O poeta de Chrysalidas (FLEIUSS, 2008, p. 48)

Explorando ainda o campo imagético, por ocasião de Crisálidas, há uma outra litografia de Henrique Fleiuss, esta que traz Machado também com trajes greco-romanos tocando uma lira e sendo levado por uma lagarta. É como se a crisálida (o casulo que envolve a larva que está para se transformar em borboleta) tivesse acabado de irromper-se, metaforizando o lançamento do livro. As charges e o comentário de Filgueiras não deixam dúvida sobre o fato de que a clâmide romana de Machado, ou seja, o pendor clássico de seus escritos era amplamente reconhecido e interpretado na sua primeira recepção. O próprio Machado frequentou reuniões da Arcádia Fluminense entre 1865-6, como atesta ele mesmo no prólogo de sua obra mais amplamente greco-romana, a saber, a comédia Os deuses de Casaca (1866). Para quem não a conhece, trata-se de uma comédia em que os deuses olímpicos e sub-olímpicos (Júpiter, Marte, Apolo, Proteu, Cupido, Vulcano e Mercúrio) se encontram caracterizados como cidadãos cariocas do séc. XIX. No prefácio da peça dedicada a José Feliciano de Castilho, tradutor de Latim e presidente da Arcádia Fluminense, Machado declara que os participantes daquelas reuniões

eram arcades omnes, “todos árcades”.1 Essa auto-definição de Machado, que reflete os verdes anos de sua formação, vai se transformando com o decorrer do tempo e com o correr de sua pena, mas jamais será negada. Não se pode dizer que o escritor de Memórias Póstumas de Brás Cubas, Quincas Borba e Dom Casmurro seja árcade, todavia essa formação árcade vai espraiar sua influência em toda obra de Machado, que jamais abandonou as referências à literatura, história e mitologia antigas. Assim o que no começo era um gesto imitativo entusiasmado – e até ingênuo – foi se tornando cada vez mais crítico de si mesmo. É inevitável não se pensar na declaração feita por Brás Cubas no célebre capítulo XXIV “Curto, mas alegre”, como contraste a Crisálidas e Deuses de Casaca, cito um trecho do capítulo:

Para lhes dizer a verdade toda, eu refletia as opiniões de um cabeleireiro, que achei em Módena, e que se distinguia por não as ter absolutamente. Era a flor dos cabeleireiros; por mais demorada que fosse a operação do toucado, não enfadava nunca; ele intercalava as penteadelas com muitos motes e pulhas, cheios de um pico, de um sabor... Não tinha outra filosofia. Nem eu. Não digo que a Universidade me não tivesse ensinado alguma; mas eu decorei-lhe só as fórmulas, o vocabulário, o esqueleto. Tratei-a como tratei o latim; embolsei três versos de Virgílio, dois de Horácio, uma dúzia de locuções morais e políticas, para as despesas da conversação. Tratei-os como tratei a história e a jurisprudência. Colhi de todas as coisas a fraseologia, a casca, a ornamentação... (ASSIS, 1960, p. 155-6)

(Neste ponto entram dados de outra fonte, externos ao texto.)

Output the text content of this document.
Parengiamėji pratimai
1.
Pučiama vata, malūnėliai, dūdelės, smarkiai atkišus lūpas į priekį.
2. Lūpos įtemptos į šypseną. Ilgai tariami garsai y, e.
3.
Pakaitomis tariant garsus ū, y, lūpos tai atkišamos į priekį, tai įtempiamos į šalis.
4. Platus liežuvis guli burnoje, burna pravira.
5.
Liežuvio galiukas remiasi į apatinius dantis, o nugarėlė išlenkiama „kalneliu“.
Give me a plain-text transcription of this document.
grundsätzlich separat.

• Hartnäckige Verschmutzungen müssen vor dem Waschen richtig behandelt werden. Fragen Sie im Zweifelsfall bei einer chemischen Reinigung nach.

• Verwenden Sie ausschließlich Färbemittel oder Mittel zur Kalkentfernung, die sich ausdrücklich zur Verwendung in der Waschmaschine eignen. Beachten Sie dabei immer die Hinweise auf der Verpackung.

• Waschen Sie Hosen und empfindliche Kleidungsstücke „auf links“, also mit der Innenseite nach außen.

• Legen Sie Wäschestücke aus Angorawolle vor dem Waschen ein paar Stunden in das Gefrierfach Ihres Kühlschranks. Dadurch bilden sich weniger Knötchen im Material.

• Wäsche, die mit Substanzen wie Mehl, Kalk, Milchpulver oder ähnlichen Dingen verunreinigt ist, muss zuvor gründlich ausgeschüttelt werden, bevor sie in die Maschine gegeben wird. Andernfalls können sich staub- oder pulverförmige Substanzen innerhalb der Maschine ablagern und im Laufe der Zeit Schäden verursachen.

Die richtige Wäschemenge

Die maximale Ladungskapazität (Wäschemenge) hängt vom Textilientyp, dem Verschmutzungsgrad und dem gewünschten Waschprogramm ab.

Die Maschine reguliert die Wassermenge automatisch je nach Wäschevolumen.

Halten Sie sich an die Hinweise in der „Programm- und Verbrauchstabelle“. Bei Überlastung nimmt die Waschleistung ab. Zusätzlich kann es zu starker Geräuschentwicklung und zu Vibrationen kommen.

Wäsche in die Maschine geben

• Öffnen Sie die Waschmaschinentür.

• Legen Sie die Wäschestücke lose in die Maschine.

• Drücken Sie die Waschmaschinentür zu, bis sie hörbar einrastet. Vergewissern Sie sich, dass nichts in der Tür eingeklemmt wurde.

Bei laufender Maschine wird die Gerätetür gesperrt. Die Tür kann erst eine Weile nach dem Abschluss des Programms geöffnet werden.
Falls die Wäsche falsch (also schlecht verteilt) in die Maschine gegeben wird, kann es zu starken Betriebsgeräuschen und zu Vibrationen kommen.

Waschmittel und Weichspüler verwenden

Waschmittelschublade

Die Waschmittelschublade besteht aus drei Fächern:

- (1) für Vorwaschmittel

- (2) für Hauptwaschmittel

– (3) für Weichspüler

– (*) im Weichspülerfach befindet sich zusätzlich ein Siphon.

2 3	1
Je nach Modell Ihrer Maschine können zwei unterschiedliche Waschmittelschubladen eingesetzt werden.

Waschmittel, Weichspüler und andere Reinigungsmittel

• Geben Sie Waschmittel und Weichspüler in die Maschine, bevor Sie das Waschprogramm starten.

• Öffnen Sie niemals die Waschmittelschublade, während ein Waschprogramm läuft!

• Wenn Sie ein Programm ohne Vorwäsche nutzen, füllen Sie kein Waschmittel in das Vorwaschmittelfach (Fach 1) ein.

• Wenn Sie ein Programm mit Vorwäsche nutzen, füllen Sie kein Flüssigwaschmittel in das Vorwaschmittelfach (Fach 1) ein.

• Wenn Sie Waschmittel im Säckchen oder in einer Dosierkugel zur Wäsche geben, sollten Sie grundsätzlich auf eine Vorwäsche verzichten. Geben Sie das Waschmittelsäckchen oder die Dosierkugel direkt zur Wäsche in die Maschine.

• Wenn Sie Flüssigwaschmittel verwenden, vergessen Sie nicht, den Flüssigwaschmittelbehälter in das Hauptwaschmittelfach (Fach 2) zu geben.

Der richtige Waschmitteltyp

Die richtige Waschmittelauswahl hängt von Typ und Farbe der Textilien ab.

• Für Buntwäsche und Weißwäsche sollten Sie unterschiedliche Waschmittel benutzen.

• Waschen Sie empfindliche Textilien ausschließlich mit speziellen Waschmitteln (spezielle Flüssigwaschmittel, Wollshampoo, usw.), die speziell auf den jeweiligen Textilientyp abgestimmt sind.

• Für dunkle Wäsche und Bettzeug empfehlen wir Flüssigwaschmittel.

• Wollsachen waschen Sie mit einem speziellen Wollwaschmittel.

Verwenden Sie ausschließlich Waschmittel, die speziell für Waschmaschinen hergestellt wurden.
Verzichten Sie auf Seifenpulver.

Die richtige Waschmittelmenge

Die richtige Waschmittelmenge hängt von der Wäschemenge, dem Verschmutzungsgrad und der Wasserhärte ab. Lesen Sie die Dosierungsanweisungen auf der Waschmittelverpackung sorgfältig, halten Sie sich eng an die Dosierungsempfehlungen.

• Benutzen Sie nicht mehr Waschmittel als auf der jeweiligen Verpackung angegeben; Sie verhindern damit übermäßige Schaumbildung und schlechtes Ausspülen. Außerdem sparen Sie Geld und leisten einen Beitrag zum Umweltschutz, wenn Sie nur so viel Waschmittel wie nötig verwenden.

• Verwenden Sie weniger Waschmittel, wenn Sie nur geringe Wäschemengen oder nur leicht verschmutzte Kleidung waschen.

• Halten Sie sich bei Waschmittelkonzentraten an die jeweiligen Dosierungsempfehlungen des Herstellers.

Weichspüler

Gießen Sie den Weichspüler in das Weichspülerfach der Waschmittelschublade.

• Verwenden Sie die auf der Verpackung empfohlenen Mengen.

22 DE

Ora, o que se encontra aí é justamente uma das posturas mais críticas ao uso que as elites fazem do latim. Essa ideia do latim, como decoração, como simulacro de erudição, como verniz, ainda hoje se pode ler nos jornais e se ouvir nas conversações... Aí se vê a visão de um Machado de 1881, aos 42 anos, em muitas das crônicas, após essa época, encontrei críticas a esse uso ornamental do Latim, censurado com a característica ironia machadiana. É inegável que o próprio Machado fizesse uso desses ornamentos, mas quase sempre essa prática foge ao caráter contemplativo e servil de seus contemporâneos. Essa prática, como demonstrarei no decorrer deste texto, é constituída no horizonte de reescritura e paródia habituais na produção literária machadiana. Em muitas das Crônicas, encontrei uma crítica a esse latim ornamental, recheado com a ironia imperdoável de Machado em relação a ele. Numa delas da série Bons dias! ele brinca com o fato de terem dado nomes latinos às ervas apreendidas pela polícia com um curandeiro.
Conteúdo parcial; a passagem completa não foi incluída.